Thankfully, things are slightly different in the most popular segment, as the average price for an electric SUV has dropped significantly in both Europe and the US. More specifically, in a matter of six years, prices nearly halved from €109,506 ($109,056) to €57,461 ($57,225) in Europe, and from €99,874 ($99,464) to €54,026 ($53,804) in the US. Despite the progress though, the numbers remain higher than the average price of an ICE-powered SUV which currently is €44,373 ($44,191) in Europe and €43,514 ($43,335) in the US. In China, the average electric SUV not only costs considerably less at €35,512 ($35,366), but it’s also 5% cheaper than gasoline SUVs in the same market.
EV Incentives Make A Difference
China is well ahead in terms of electric car affordability thanks to the incentive program which helped it become the world’s largest market for EVs.

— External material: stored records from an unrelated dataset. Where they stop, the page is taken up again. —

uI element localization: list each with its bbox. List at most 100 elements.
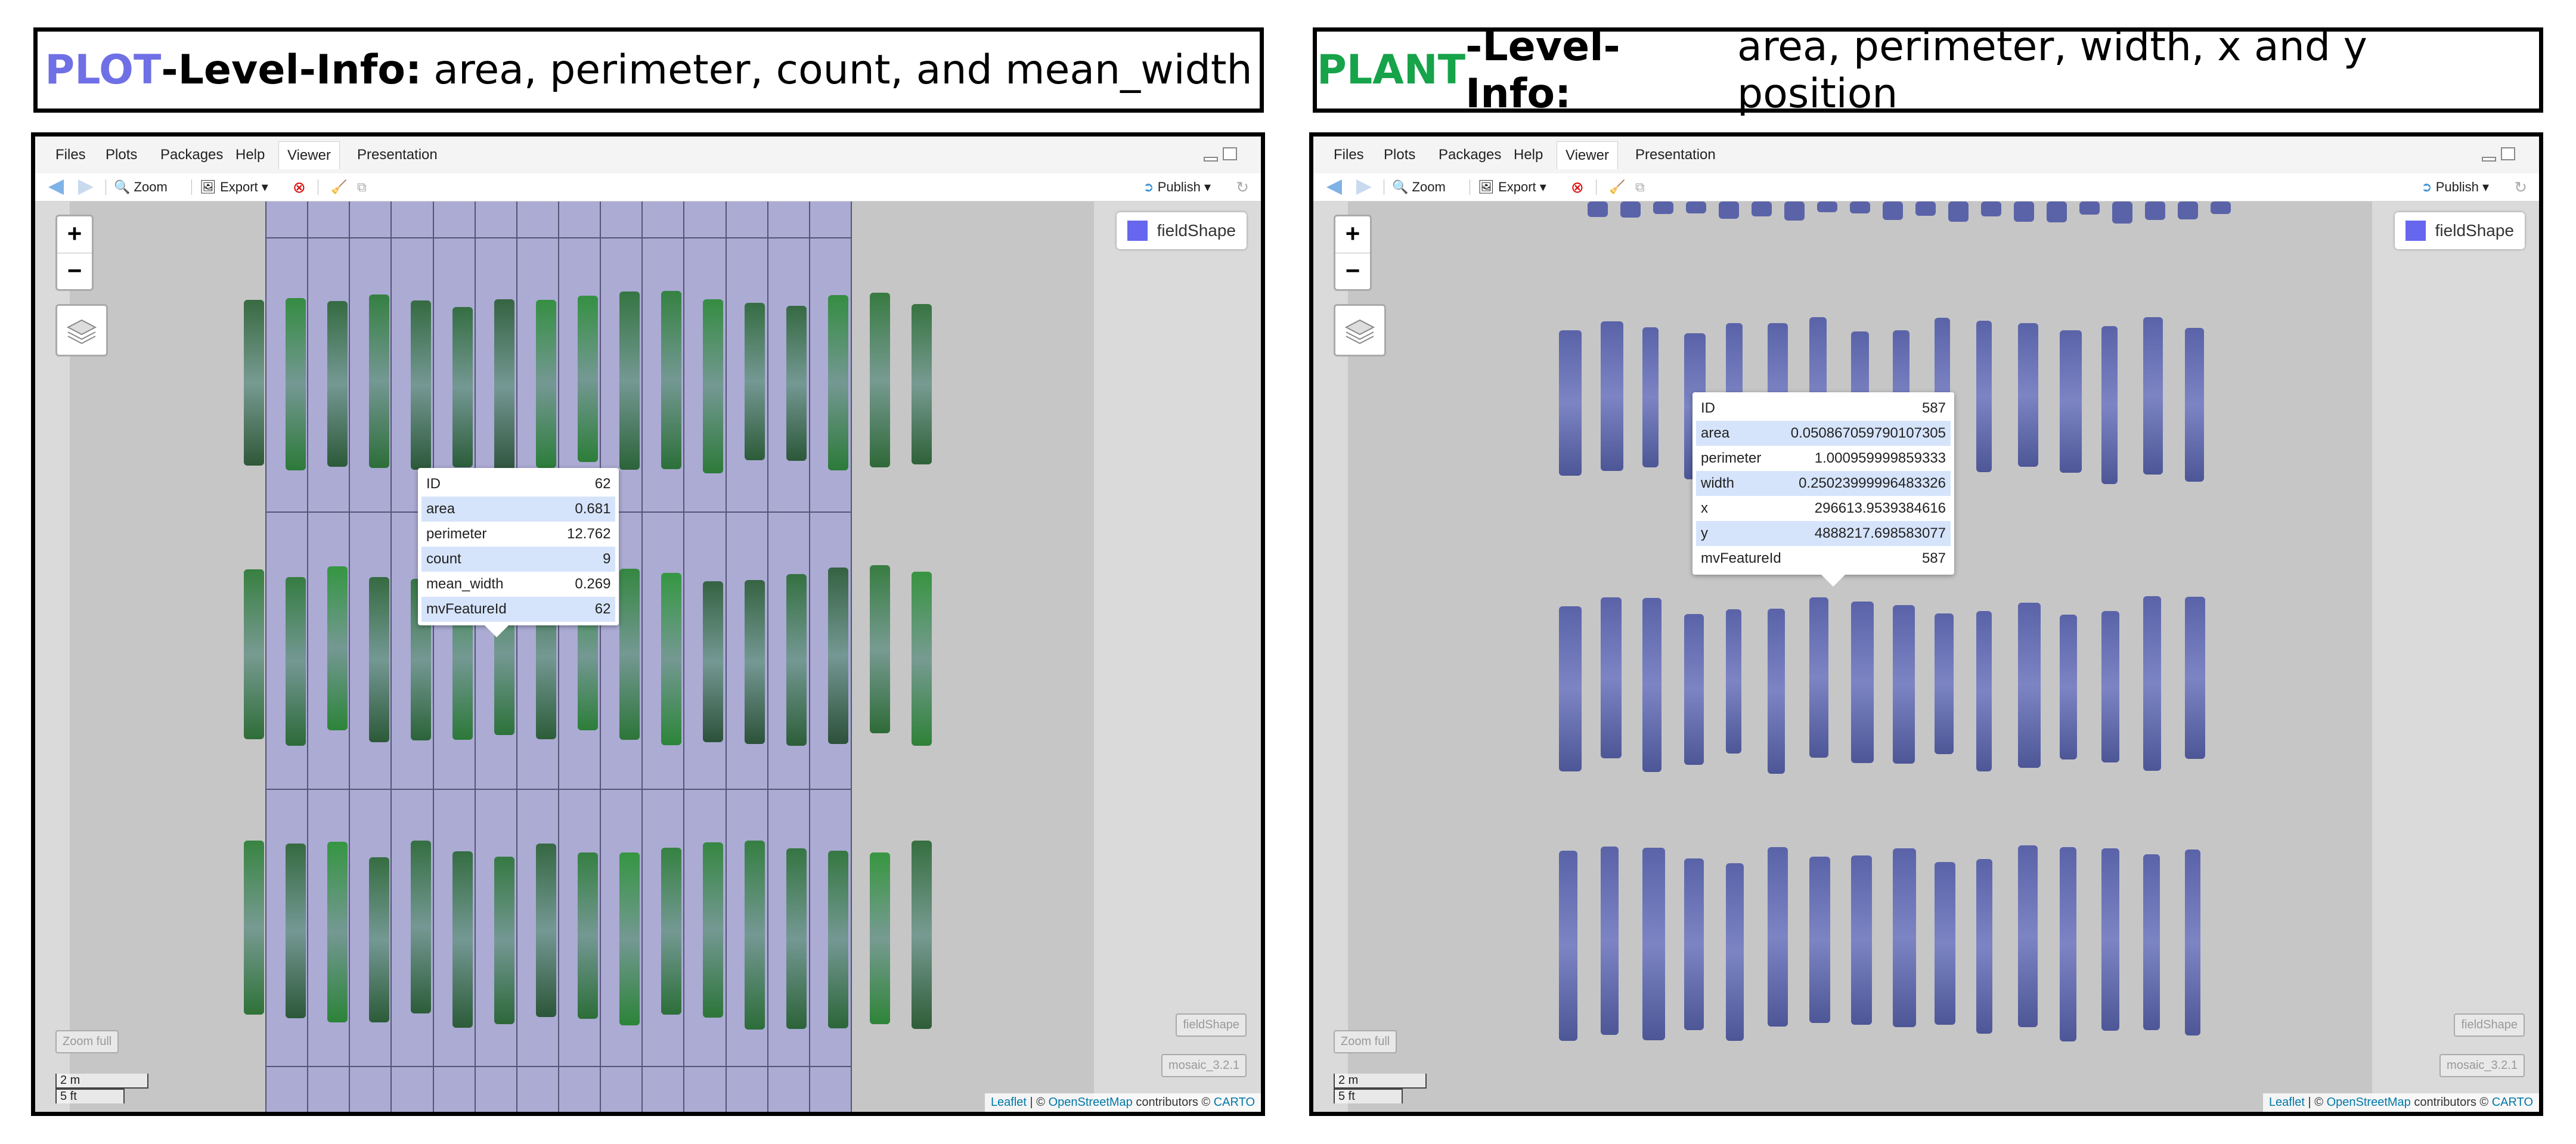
plant-shape[interactable]: [1726, 863, 1744, 1041]
plant-shape[interactable]: [1620, 201, 1641, 218]
plant-shape[interactable]: [1784, 201, 1805, 221]
forward-arrow-icon[interactable]: [78, 179, 94, 195]
layers-icon[interactable]: [1334, 304, 1386, 356]
plant-shape[interactable]: [2060, 330, 2082, 473]
plant-shape[interactable]: [2101, 610, 2119, 762]
plant-shape[interactable]: [1809, 597, 1828, 758]
tab-presentation[interactable]: Presentation: [349, 141, 446, 169]
refresh-icon[interactable]: ↻: [1236, 173, 1249, 201]
back-arrow-icon[interactable]: [1326, 179, 1342, 195]
tab-packages[interactable]: Packages: [152, 141, 231, 169]
broom-icon[interactable]: 🧹: [1609, 173, 1625, 201]
layer-tag-mosaic[interactable]: mosaic_3.2.1: [1161, 1054, 1247, 1077]
zoom-full-button[interactable]: Zoom full: [1334, 1030, 1397, 1053]
plant-shape[interactable]: [2143, 596, 2161, 771]
plant-shape[interactable]: [2060, 615, 2077, 760]
zoom-button[interactable]: 🔍 Zoom: [1392, 173, 1446, 201]
popout-icon[interactable]: ⧉: [1635, 173, 1645, 201]
plant-shape[interactable]: [1684, 614, 1704, 765]
plant-shape[interactable]: [1817, 201, 1837, 213]
plant-shape[interactable]: [1915, 201, 1936, 216]
plant-shape[interactable]: [1719, 201, 1739, 219]
plant-shape[interactable]: [2101, 848, 2119, 1031]
minimize-icon[interactable]: [1204, 157, 1218, 162]
plant-shape[interactable]: [2079, 201, 2100, 215]
tab-viewer[interactable]: Viewer: [1557, 141, 1618, 169]
plant-shape[interactable]: [1893, 848, 1916, 1028]
tab-viewer[interactable]: Viewer: [278, 141, 340, 169]
tab-packages[interactable]: Packages: [1430, 141, 1509, 169]
popout-icon[interactable]: ⧉: [357, 173, 367, 201]
layer-tag-fieldshape[interactable]: fieldShape: [2454, 1013, 2525, 1037]
plant-shape[interactable]: [1642, 327, 1659, 467]
plant-shape[interactable]: [1752, 201, 1772, 217]
layer-tag-fieldshape[interactable]: fieldShape: [1176, 1013, 1247, 1037]
publish-button[interactable]: ➲ Publish ▾: [1143, 173, 1211, 201]
plant-shape[interactable]: [1601, 321, 1623, 472]
zoom-full-button[interactable]: Zoom full: [55, 1030, 119, 1053]
plant-shape[interactable]: [1559, 330, 1582, 476]
plant-shape[interactable]: [1893, 604, 1915, 764]
remove-viewer-icon[interactable]: ⊗: [293, 173, 306, 201]
plant-shape[interactable]: [1851, 855, 1872, 1025]
plant-shape[interactable]: [2014, 201, 2034, 222]
plant-shape[interactable]: [1976, 859, 1992, 1034]
broom-icon[interactable]: 🧹: [331, 173, 347, 201]
plant-shape[interactable]: [1948, 201, 1969, 222]
zoom-out-button[interactable]: −: [1335, 253, 1370, 290]
plant-shape[interactable]: [1935, 861, 1955, 1025]
plant-shape[interactable]: [1642, 847, 1665, 1040]
plant-shape[interactable]: [1935, 613, 1954, 754]
plant-shape[interactable]: [1684, 858, 1704, 1030]
leaflet-link[interactable]: Leaflet: [2269, 1096, 2305, 1109]
leaflet-map[interactable]: + − fieldShape ID 587 area 0.0508670597901…: [1313, 201, 2539, 1112]
plant-shape[interactable]: [1809, 857, 1830, 1023]
plant-shape[interactable]: [2185, 597, 2205, 759]
tab-plots[interactable]: Plots: [1375, 141, 1424, 169]
export-button[interactable]: 🖼 Export ▾: [1478, 173, 1546, 201]
tab-plots[interactable]: Plots: [97, 141, 145, 169]
forward-arrow-icon[interactable]: [1356, 179, 1372, 195]
publish-button[interactable]: ➲ Publish ▾: [2421, 173, 2489, 201]
plant-shape[interactable]: [1981, 201, 2001, 216]
plant-shape[interactable]: [2185, 328, 2204, 482]
plant-shape[interactable]: [1601, 847, 1619, 1036]
plant-shape[interactable]: [1768, 847, 1788, 1027]
plant-shape[interactable]: [1976, 320, 1992, 473]
plant-shape[interactable]: [1851, 601, 1874, 763]
plant-shape[interactable]: [1850, 201, 1870, 214]
plant-shape[interactable]: [2101, 326, 2118, 484]
minimize-icon[interactable]: [2482, 157, 2496, 162]
plant-shape[interactable]: [2018, 845, 2038, 1027]
plant-shape[interactable]: [2112, 201, 2132, 224]
plant-shape[interactable]: [1768, 608, 1785, 774]
maximize-icon[interactable]: [2501, 147, 2515, 160]
leaflet-map[interactable]: + − fieldShape ID 62 area 0.681 perimeter 1…: [35, 201, 1261, 1112]
leaflet-link[interactable]: Leaflet: [991, 1096, 1027, 1109]
plant-shape[interactable]: [2145, 201, 2165, 221]
plant-shape[interactable]: [1559, 606, 1582, 771]
maximize-icon[interactable]: [1223, 147, 1237, 160]
tab-help[interactable]: Help: [1505, 141, 1551, 169]
layer-tag-mosaic[interactable]: mosaic_3.2.1: [2439, 1054, 2525, 1077]
tab-files[interactable]: Files: [47, 141, 94, 169]
plant-shape[interactable]: [1601, 597, 1622, 759]
zoom-out-button[interactable]: −: [57, 253, 92, 290]
plant-shape[interactable]: [2047, 201, 2067, 222]
plant-shape[interactable]: [2018, 323, 2038, 467]
osm-link[interactable]: OpenStreetMap: [1049, 1096, 1133, 1109]
plant-shape[interactable]: [2018, 602, 2041, 768]
tab-presentation[interactable]: Presentation: [1627, 141, 1724, 169]
layers-icon[interactable]: [55, 304, 108, 356]
zoom-button[interactable]: 🔍 Zoom: [114, 173, 168, 201]
export-button[interactable]: 🖼 Export ▾: [200, 173, 268, 201]
remove-viewer-icon[interactable]: ⊗: [1571, 173, 1584, 201]
plant-shape[interactable]: [1686, 201, 1706, 213]
plant-shape[interactable]: [2178, 201, 2198, 220]
osm-link[interactable]: OpenStreetMap: [2327, 1096, 2411, 1109]
plant-shape[interactable]: [1642, 598, 1661, 772]
carto-link[interactable]: CARTO: [2492, 1096, 2533, 1109]
tab-files[interactable]: Files: [1325, 141, 1372, 169]
plant-shape[interactable]: [1726, 609, 1741, 754]
plant-shape[interactable]: [1883, 201, 1903, 220]
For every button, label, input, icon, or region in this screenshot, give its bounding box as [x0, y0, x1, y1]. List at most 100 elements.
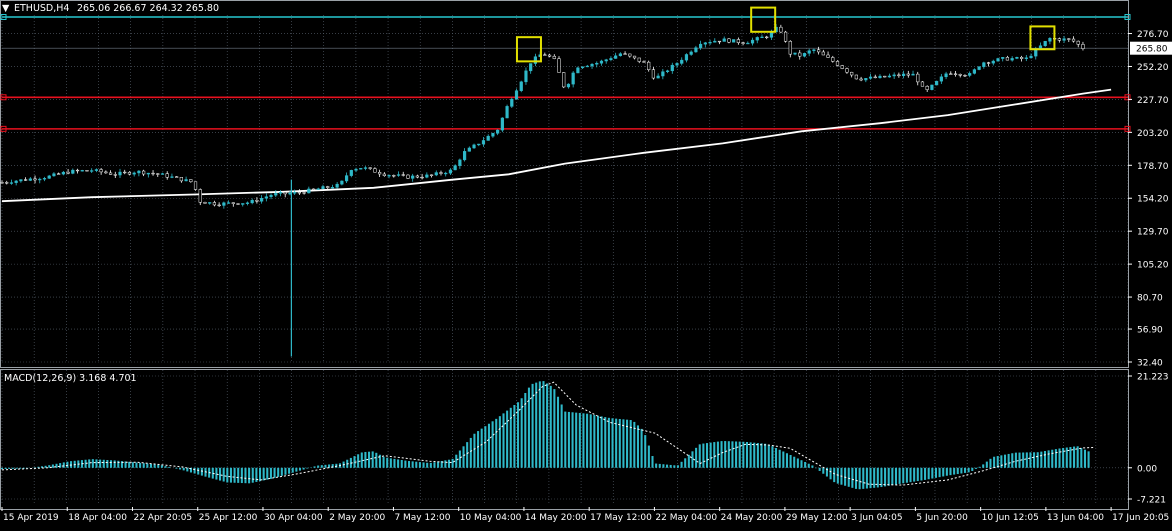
candle-body: [104, 171, 108, 174]
candle-body: [80, 170, 84, 172]
candle-body: [864, 78, 868, 81]
candle-body: [208, 202, 212, 204]
candle-body: [717, 40, 722, 43]
candle-body: [925, 85, 929, 90]
candle-body: [462, 151, 467, 161]
price-tick-label: 227.70: [1137, 96, 1169, 106]
candle-body: [330, 187, 335, 189]
candle-body: [269, 194, 273, 197]
candle-body: [458, 159, 462, 166]
candle-body: [61, 171, 65, 175]
candle-body: [996, 58, 1000, 62]
candle-body: [944, 73, 948, 78]
candle-body: [684, 54, 689, 61]
candle-body: [363, 167, 368, 169]
candle-body: [552, 55, 556, 59]
chart-svg: 276.70 252.20 227.70 203.20 178.70 154.20 129.…: [0, 0, 1172, 523]
candle-body: [496, 129, 500, 134]
time-tick-label: 17 Jun 20:05: [1112, 513, 1169, 523]
candle-body: [165, 173, 169, 178]
dropdown-triangle-icon[interactable]: ▼: [2, 3, 10, 14]
candle-body: [821, 51, 825, 56]
candle-body: [680, 59, 684, 64]
candle-body: [562, 72, 566, 88]
candle-body: [439, 172, 443, 174]
candle-body: [892, 74, 896, 77]
price-tick-label: 105.20: [1137, 261, 1169, 271]
candle-body: [670, 64, 674, 72]
candle-body: [99, 169, 103, 173]
candle-body: [368, 167, 372, 169]
candle-body: [241, 203, 245, 205]
candle-body: [444, 172, 448, 175]
candle-body: [349, 170, 353, 176]
candle-body: [9, 182, 14, 184]
candle-body: [326, 186, 330, 188]
candle-body: [595, 62, 599, 65]
candle-body: [113, 174, 117, 176]
candle-body: [260, 198, 264, 202]
candle-body: [991, 60, 995, 64]
time-tick-label: 24 May 20:00: [721, 513, 783, 523]
candle-body: [1076, 40, 1080, 45]
candle-body: [297, 192, 301, 194]
candle-body: [779, 26, 783, 33]
candle-body: [609, 58, 613, 60]
candle-body: [160, 173, 165, 175]
candle-body: [1005, 57, 1010, 61]
candle-body: [203, 202, 207, 204]
candle-body: [477, 143, 481, 146]
candle-body: [859, 78, 863, 81]
candle-body: [1029, 55, 1033, 59]
candle-body: [972, 69, 976, 74]
candle-body: [835, 61, 840, 66]
candle-body: [585, 65, 589, 68]
time-tick-label: 22 May 04:00: [655, 513, 717, 523]
candle-body: [1024, 57, 1028, 59]
time-tick-label: 10 May 04:00: [460, 513, 522, 523]
chart-ohlc: 265.06 266.67 264.32 265.80: [77, 3, 219, 14]
candle-body: [524, 70, 528, 83]
candle-body: [132, 172, 136, 175]
candle-body: [212, 202, 217, 206]
candle-body: [958, 74, 962, 76]
candle-body: [33, 178, 37, 181]
candle-body: [255, 200, 259, 202]
candle-body: [802, 53, 807, 57]
candle-body: [108, 172, 113, 175]
candle-body: [699, 43, 703, 48]
price-tick-label: 80.70: [1137, 294, 1163, 304]
candle-body: [278, 192, 283, 194]
candle-body: [788, 41, 792, 55]
current-price-label: 265.80: [1136, 45, 1168, 55]
price-tick-label: 252.20: [1137, 63, 1169, 73]
time-tick-label: 30 Apr 04:00: [264, 513, 323, 523]
candle-body: [94, 169, 99, 171]
candle-body: [920, 81, 925, 87]
time-tick-label: 29 May 12:00: [786, 513, 848, 523]
candle-body: [184, 179, 188, 182]
candle-body: [939, 76, 943, 82]
candle-body: [142, 170, 146, 175]
trading-chart: 276.70 252.20 227.70 203.20 178.70 154.20 129.…: [0, 0, 1172, 527]
candle-body: [354, 168, 358, 171]
candle-body: [420, 176, 424, 179]
candle-body: [387, 175, 391, 177]
candle-body: [66, 171, 70, 174]
price-pane-frame: [0, 0, 1129, 368]
candle-body: [448, 169, 453, 174]
candle-body: [1062, 38, 1066, 41]
candle-body: [665, 70, 670, 72]
time-tick-label: 22 Apr 20:05: [133, 513, 192, 523]
candle-body: [179, 177, 183, 182]
candle-body: [732, 39, 736, 43]
chart-symbol: ETHUSD,H4: [14, 3, 69, 14]
candle-body: [264, 196, 268, 199]
time-tick-label: 5 Jun 20:00: [916, 513, 968, 523]
candle-body: [850, 71, 854, 76]
candle-body: [302, 192, 306, 194]
candle-body: [250, 200, 254, 204]
candle-body: [935, 80, 939, 86]
candle-body: [1019, 57, 1024, 59]
time-tick-label: 17 May 12:00: [590, 513, 652, 523]
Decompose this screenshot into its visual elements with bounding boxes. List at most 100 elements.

While the Chinese government plans on scaling down its policies reducing the industry’s reliance on incentives, this will happen gradually so it won’t affect the market stability.
Things are quite different in the US, where only 21 out of the 72 currently available EVs are eligible for the incentives. This is because government policy requires the vehicles to be assembled in North America in order to grant a tax credit of up to $7,500, while in the near future we expect more similar restrictions related to battery components. The EV incentives currently apply to a price point of up to $55k for sedans and up to $80k for trucks/SUVs, while there are also some income-based restrictions for EV buyers.
In Europe, each country has its own policy for EV incentives, with some of them going a long way during the past year. The goal is to boost EV sales in the Old Continent in order to meet the ambitious target of only zero-emission new vehicles by 2035. Still, if governments want people to still be able to afford a new electric car in the next decade, incentives should be targeted to the smallest and most popular segments for lower-income buyers.
*Prices have been converted from euro to USD in the current rate which was 1.004 at the time of writing in November 2022 and used to be 1.12 in September 2015.